Волосы в беспорядке, бессистемно спадают на лоб, что делает его более человечным, а не заносчивым.

Он останавливается передо мной, и выражение его лица медленно меняется с гнева на… мягкость? С каких это пор он стал мягче?

— Мы могли бы встретиться в пентхаусе. Тебе не обязательно было приходить сюда. Не то чтобы я не хотел, чтобы ты был здесь…

Я смотрю на него и молчу. Я не верю себе, что не сорвусь прямо сейчас.

— Николай, послушай, — он огибает мотоцикл и встает передо мной. — Есть много вещей, о которых я хочу с тобой поговорить. Я поговорил со своими друзьями, с Глин и…

— Заткнись, мать твою, — я хватаю его за горло и пихаю к стволу дерева. — Я здесь не для того, чтобы разговаривать.

Я прижимаюсь губами к его губам, и он издает изумленный звук, но я проглатываю его. У него вкус лимона, имбиря и меда.

Он ощущается как моя неминуемая гибель.

Я прижимаю свой язык к его языку, причмокивая, потягивая и покусывая, пока он не застонет.

Он стонет для меня так, будто чертовски ждал этого. Как будто он уже не заменил меня кем-то другим.

— Нико… подожди, — он отрывает губы.

— Мне надоело ждать, — я гонюсь за его ртом, а потом снова захватываю его. Он тянет меня за волосы, но я ничего не чувствую. Никакой боли. Никаких мыслей.

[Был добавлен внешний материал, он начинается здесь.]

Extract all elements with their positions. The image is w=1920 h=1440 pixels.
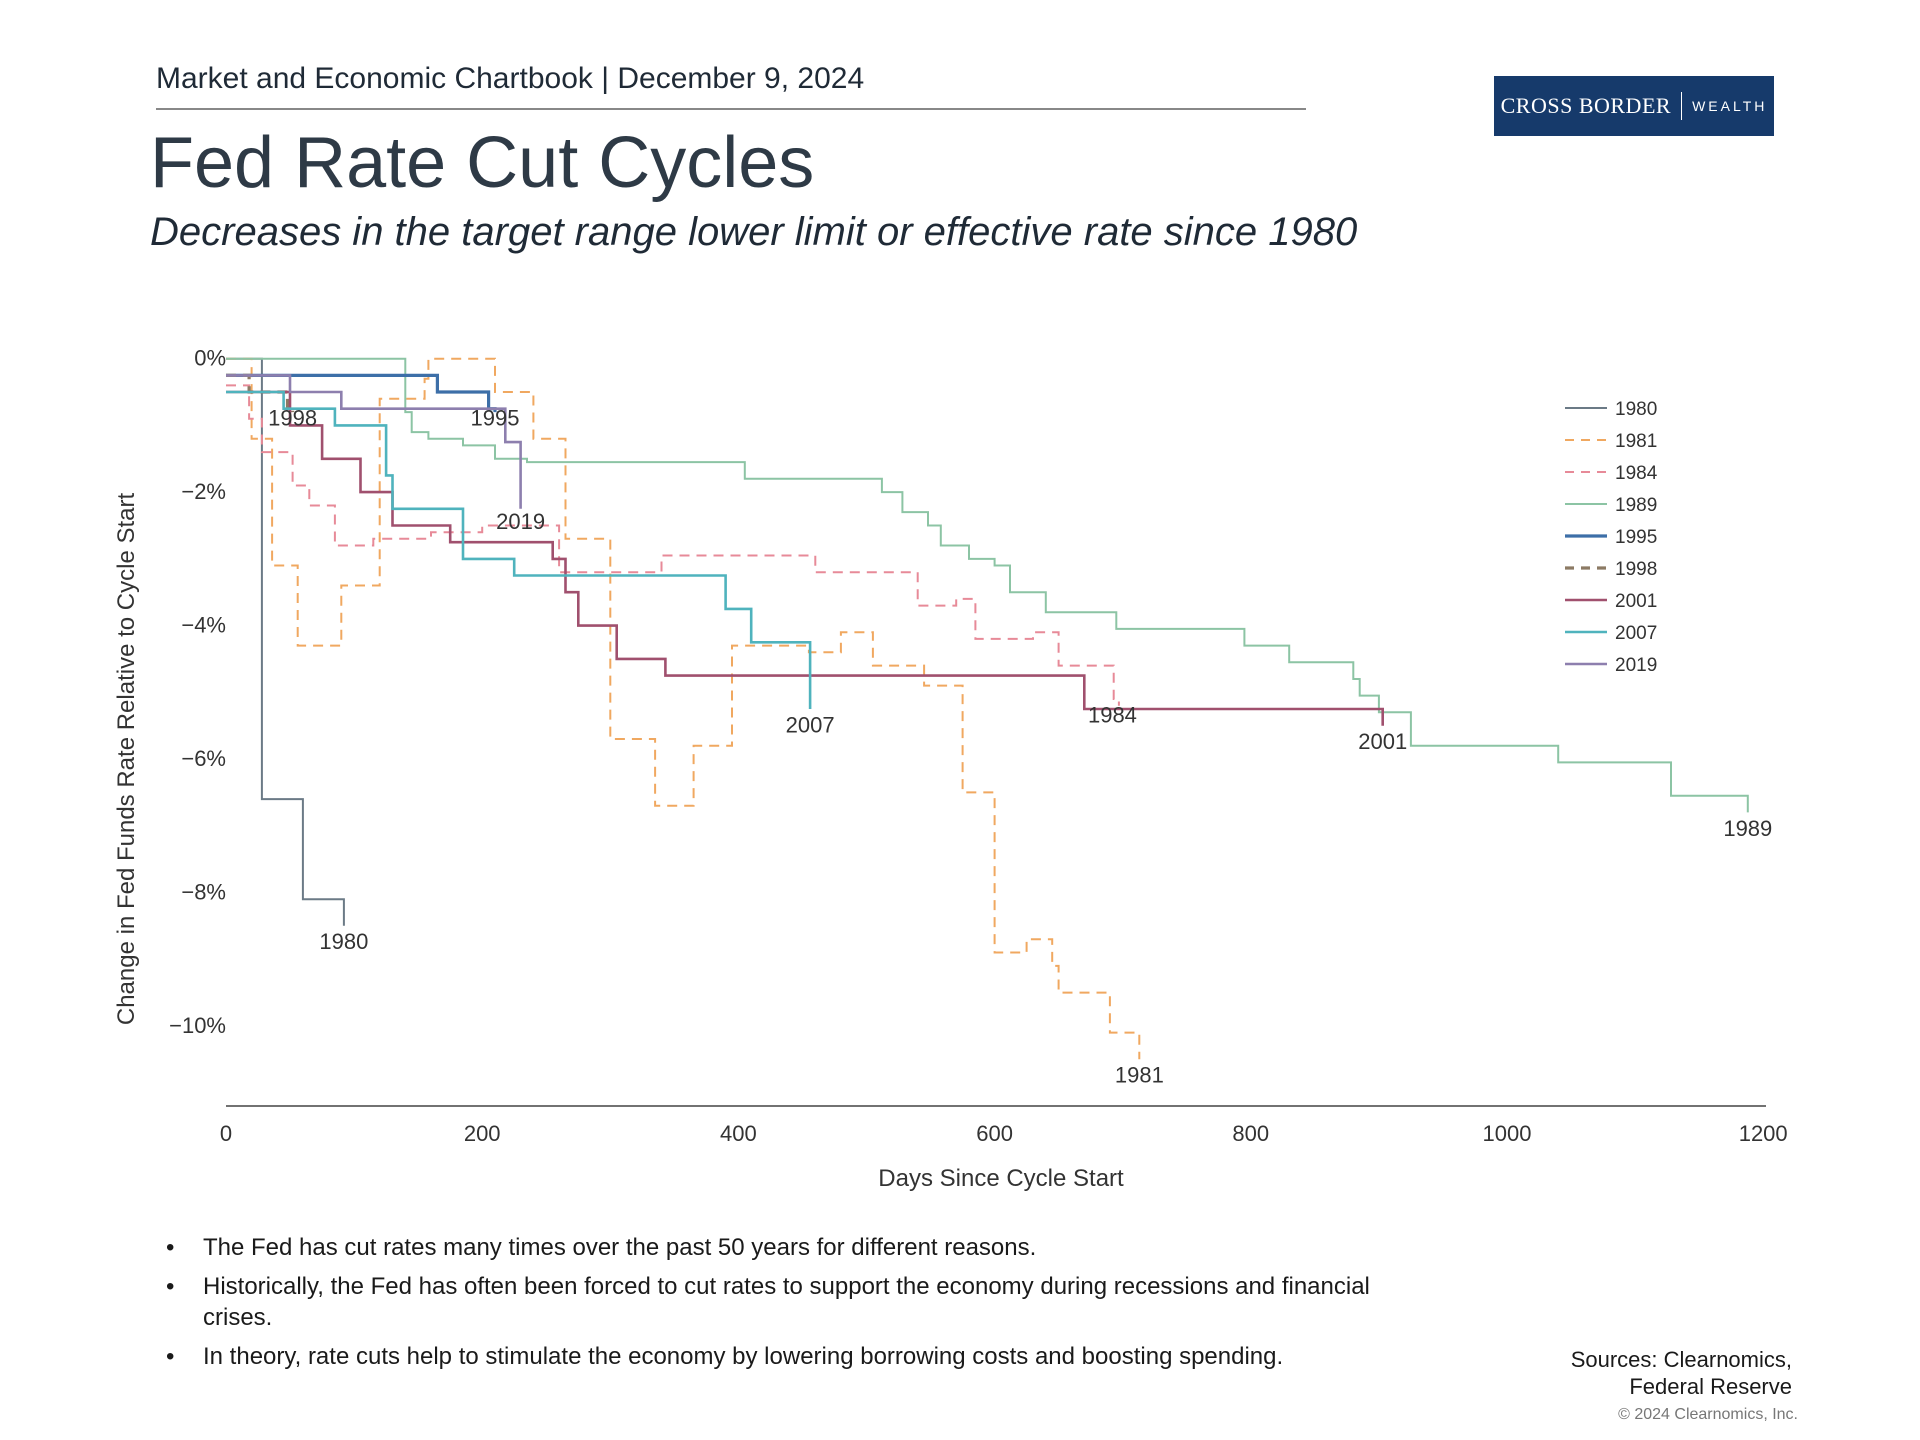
end-label-1989: 1989 <box>1723 816 1772 841</box>
page-subtitle: Decreases in the target range lower limi… <box>150 210 1358 254</box>
x-tick-label: 800 <box>1232 1121 1269 1146</box>
y-tick-label: −2% <box>181 479 226 504</box>
logo-sub-text: WEALTH <box>1692 98 1768 114</box>
end-label-2001: 2001 <box>1358 729 1407 754</box>
legend-label-1981: 1981 <box>1615 431 1657 452</box>
sources-line: Federal Reserve <box>1629 1374 1792 1399</box>
end-label-2019: 2019 <box>496 509 545 534</box>
copyright: © 2024 Clearnomics, Inc. <box>1618 1406 1798 1423</box>
y-tick-label: 0% <box>194 346 226 371</box>
legend-label-1989: 1989 <box>1615 495 1657 516</box>
series-line-2001 <box>226 390 1384 726</box>
chartbook-header: Market and Economic Chartbook | December… <box>156 62 865 95</box>
bullet-item: The Fed has cut rates many times over th… <box>166 1232 1400 1263</box>
legend-label-2001: 2001 <box>1615 591 1657 612</box>
y-tick-label: −8% <box>181 879 226 904</box>
y-tick-label: −4% <box>181 613 226 638</box>
bullet-item: In theory, rate cuts help to stimulate t… <box>166 1341 1400 1372</box>
bullet-list: The Fed has cut rates many times over th… <box>166 1232 1400 1380</box>
x-tick-label: 400 <box>720 1121 757 1146</box>
end-label-1998: 1998 <box>268 405 317 430</box>
series-line-1995 <box>226 373 497 413</box>
series-line-1989 <box>226 357 1749 813</box>
x-axis-title: Days Since Cycle Start <box>878 1165 1124 1192</box>
legend-label-1980: 1980 <box>1615 399 1657 420</box>
series-line-1980 <box>226 357 345 926</box>
series-line-2019 <box>226 374 522 509</box>
series-line-1981 <box>226 357 1141 1060</box>
legend-label-1984: 1984 <box>1615 463 1658 484</box>
x-tick-label: 1200 <box>1739 1121 1788 1146</box>
series-line-1984 <box>226 384 1120 706</box>
logo-main-text: CROSS BORDER <box>1500 93 1672 118</box>
end-label-1981: 1981 <box>1115 1063 1164 1088</box>
x-tick-label: 0 <box>220 1121 232 1146</box>
series-line-2007 <box>226 390 812 709</box>
end-label-2007: 2007 <box>786 712 835 737</box>
x-tick-label: 1000 <box>1483 1121 1532 1146</box>
page-title: Fed Rate Cut Cycles <box>150 123 815 203</box>
y-tick-label: −6% <box>181 746 226 771</box>
sources-note: Sources: Clearnomics, Federal Reserve <box>1571 1346 1792 1400</box>
logo-separator <box>1681 92 1683 120</box>
legend-label-1998: 1998 <box>1615 559 1657 580</box>
legend-label-2019: 2019 <box>1615 655 1657 676</box>
end-label-1995: 1995 <box>471 405 520 430</box>
bullet-item: Historically, the Fed has often been for… <box>166 1271 1400 1333</box>
x-tick-label: 200 <box>464 1121 501 1146</box>
y-axis-title: Change in Fed Funds Rate Relative to Cyc… <box>113 493 140 1026</box>
header-divider <box>156 108 1306 110</box>
sources-line: Sources: Clearnomics, <box>1570 1347 1792 1372</box>
y-tick-label: −10% <box>169 1013 226 1038</box>
brand-logo: CROSS BORDER WEALTH <box>1494 76 1774 136</box>
end-label-1984: 1984 <box>1088 702 1137 727</box>
end-label-1980: 1980 <box>319 929 368 954</box>
legend-label-1995: 1995 <box>1615 527 1657 548</box>
x-tick-label: 600 <box>976 1121 1013 1146</box>
legend-label-2007: 2007 <box>1615 623 1657 644</box>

Только чертово слепое собственничество.

Извращенное желание.

Потребность обладать им, впивается в меня когтями, как чертов зверь.

Я отрываю свои губы от поцелуя и поворачиваю его, затем прижимаю лицом к дереву, мои пальцы обхватывают его затылок. Я стягиваю с него шорты, обнажая задницу.

— Николай…?

Мои губы оказываются рядом с его ухом, и я дышу так резко, что это звучит почти как рык.

— Скажи мне остановиться. Это твой единственный шанс сделать это. Скажи, что больше не хочешь меня. Скажи это, и я уйду.

— Дело не в этом… — его прерывистый выдох отдается в воздухе, словно мой собственный афродизиак.

— Если дело не в этом, закрой свой гребаный рот.

— Что случилось…?

— Заткнись, — я вытаскиваю свой член, который был твердым с тех пор, как я его увидел, и сплевываю на руку. — Смазки нет. Придется обойтись этим.

Он издает утвердительный звук, но заканчивает ворчанием, когда я проталкиваюсь сквозь тугое кольцо мышц.

Мое тело, которое было нехарактерно мертвым в течение последних двух недель, оживает, когда я оказываюсь в нем.

— Блять, — прорычал я, впиваясь зубами в его горло.

Брэн поворачивает лицо, чтобы взглянуть на меня, и мне это не нравится.

Мне не нравится, как он смотрит на меня этими мягкими глазами, как будто скучает по мне. Как будто он, блять, не заменил меня.

Поэтому я наваливаюсь сильнее, проникаю глубже, толкаюсь быстрее.

— Нико… — стонет он, когда я задеваю то самое место своим пирсингом. — Черт… мы на улице.

— И все же ты такой твердый, что упираешься в дерево. Тебя возбуждает перспектива быть пойманным.

— Господи… м-м-м… блять… я соскучился по тому, как ты меня трахаешь.

— Заткнись, блять, — на этот раз я обхватываю пальцами его рот. Я не хочу слышать его голос. Не хочу слышать того, что он говорит, и не хочу снова потеряться в нем.

Я просто доказываю свою точку зрения. То, что он принадлежит мне и только мне. То, что он по-прежнему хочет только меня и никогда, блять, не заменит меня.

— Ты мой, Брэндон. Черт возьми, мой. Если ты думаешь, что у тебя есть другой вариант, кроме меня, то у меня для тебя новость, — я кусаю его за ухо, и он стонет, звук заглушается моей рукой. — Ни хрена подобного. Просто знай, что я убью любого, кого ты подпустишь к себе, и трахну тебя в его крови.

Я сжимаю его член и двигаю рукой быстро и грубо, повторяя свой ритм в его заднице. Он подает бедра вперед, затем назад, снова и снова ударяясь задницей о мой пах, пока его безумие не повторяет мое. Шлепки плоти о плоть эхом разносятся в воздухе, пока я трахаю его, грубо и безудержно.

Блять.

Он кончает на мою руку, стонет и пытается что-то сказать, но моя хватка на его рту не дает ему этого сделать.